Super ! Merci beaucoup pour cette bible !

----------


## Jeckhyl

Comment ça fonctionne web.archive ?

Si je rentre l'adresse du guide dans la barre URL de web.archive il ne trouve pas de résultats.

:noob:

----------


## Izual

Faut plutôt taper biendebuter.net tout court et ensuite naviguer dans le site.

----------


## Memory

> Faut plutôt taper biendebuter.net tout court et ensuite naviguer dans le site.


Euh : " Something exciting is coming your way! "

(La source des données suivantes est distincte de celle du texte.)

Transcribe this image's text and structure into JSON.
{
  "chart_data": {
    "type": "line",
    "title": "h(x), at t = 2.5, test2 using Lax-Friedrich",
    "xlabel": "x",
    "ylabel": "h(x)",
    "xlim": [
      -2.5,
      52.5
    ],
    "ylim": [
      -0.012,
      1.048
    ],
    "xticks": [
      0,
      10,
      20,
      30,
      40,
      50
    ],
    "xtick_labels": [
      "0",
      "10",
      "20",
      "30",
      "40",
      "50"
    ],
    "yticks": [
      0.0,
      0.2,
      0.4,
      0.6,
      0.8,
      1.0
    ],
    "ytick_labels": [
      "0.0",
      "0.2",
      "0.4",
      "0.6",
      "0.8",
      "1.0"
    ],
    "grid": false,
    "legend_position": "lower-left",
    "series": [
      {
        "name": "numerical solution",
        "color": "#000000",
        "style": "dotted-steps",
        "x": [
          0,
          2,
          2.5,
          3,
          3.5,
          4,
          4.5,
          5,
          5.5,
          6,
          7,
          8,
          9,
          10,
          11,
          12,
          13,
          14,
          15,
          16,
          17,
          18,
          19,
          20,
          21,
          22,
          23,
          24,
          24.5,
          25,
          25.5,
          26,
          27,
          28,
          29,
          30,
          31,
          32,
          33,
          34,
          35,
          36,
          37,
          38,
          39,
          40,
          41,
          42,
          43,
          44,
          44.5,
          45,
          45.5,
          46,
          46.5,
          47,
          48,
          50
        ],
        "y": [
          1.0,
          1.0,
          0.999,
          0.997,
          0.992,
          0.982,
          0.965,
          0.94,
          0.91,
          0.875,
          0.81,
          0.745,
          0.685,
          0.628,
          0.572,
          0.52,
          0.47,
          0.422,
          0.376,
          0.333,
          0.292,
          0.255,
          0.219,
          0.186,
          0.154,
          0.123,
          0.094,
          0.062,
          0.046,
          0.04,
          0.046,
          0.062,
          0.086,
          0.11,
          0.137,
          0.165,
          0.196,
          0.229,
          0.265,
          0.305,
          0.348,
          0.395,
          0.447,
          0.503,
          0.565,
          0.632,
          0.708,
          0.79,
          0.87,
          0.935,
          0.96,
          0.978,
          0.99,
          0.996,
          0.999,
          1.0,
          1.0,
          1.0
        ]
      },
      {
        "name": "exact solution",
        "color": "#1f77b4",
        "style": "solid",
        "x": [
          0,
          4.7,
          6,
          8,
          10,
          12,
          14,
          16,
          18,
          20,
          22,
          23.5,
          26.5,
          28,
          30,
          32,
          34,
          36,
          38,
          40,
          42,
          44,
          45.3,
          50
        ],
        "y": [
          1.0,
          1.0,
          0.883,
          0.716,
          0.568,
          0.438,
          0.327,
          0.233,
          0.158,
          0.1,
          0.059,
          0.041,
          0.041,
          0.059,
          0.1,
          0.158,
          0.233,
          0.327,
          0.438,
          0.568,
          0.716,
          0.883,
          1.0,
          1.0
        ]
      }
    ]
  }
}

Bientôt l'ouverture à neuf ?

----------


## Mhymir

> La vitesse de jeu (configurable à la fois en partie et sur les menus) est un élément très important à régler. Les pros jouent en vitesse lente ou normale, car ils peuvent ainsi donner des ordres plus précis à leurs unités et dégager plus de temps pour faire plusieurs choses à la fois. Mais vous voudrez sans doute jouer en vitesse rapide (fast) car le début de partie peut être long quand on regarde ses bûcherons et ses cueilleurs se mouvoir au ralenti alors qu’il n’y a pas grand chose à faire d’autres.


Je me suis arrêté là. Perso, en vitesse normale, je me trouve, très vite, très occupé et, ce, dès le début de la partie. Il y a tellement de choses à optimiser et à gérer (prod constante de villageois, exploration, organisation des récoltes/chasse, premières constructions...). Je pense justement que le début de la  partie est primordial et la façon de la gérer hyper précisément donne un avantage considérable. Jamais vu une partie où j'attendais quoique ce soit. Ça peut être répétitif, certes, mais tu as toujours un truc à faire. Et franchement, si les pro jouent en vitesse lente ou normale, je vois mal quelqu'un de plus novice jouer correctement en vitesse rapide.

----------


## Zerger

Il y a effectivement pas mal de choses à faire en début de partie. Pour aller plus vite, il faut passer par les groupes de controle et les raccourcis clavier

----------


## Izual

Oui, c'est presque comme s'il ne fallait pas s'arrêter de lire au quart du guide au final.

----------


## Mhymir

Bah c'est juste que pour moi, ça a perdu toute crédibilité dès le moment où j'ai lu cette phrase

----------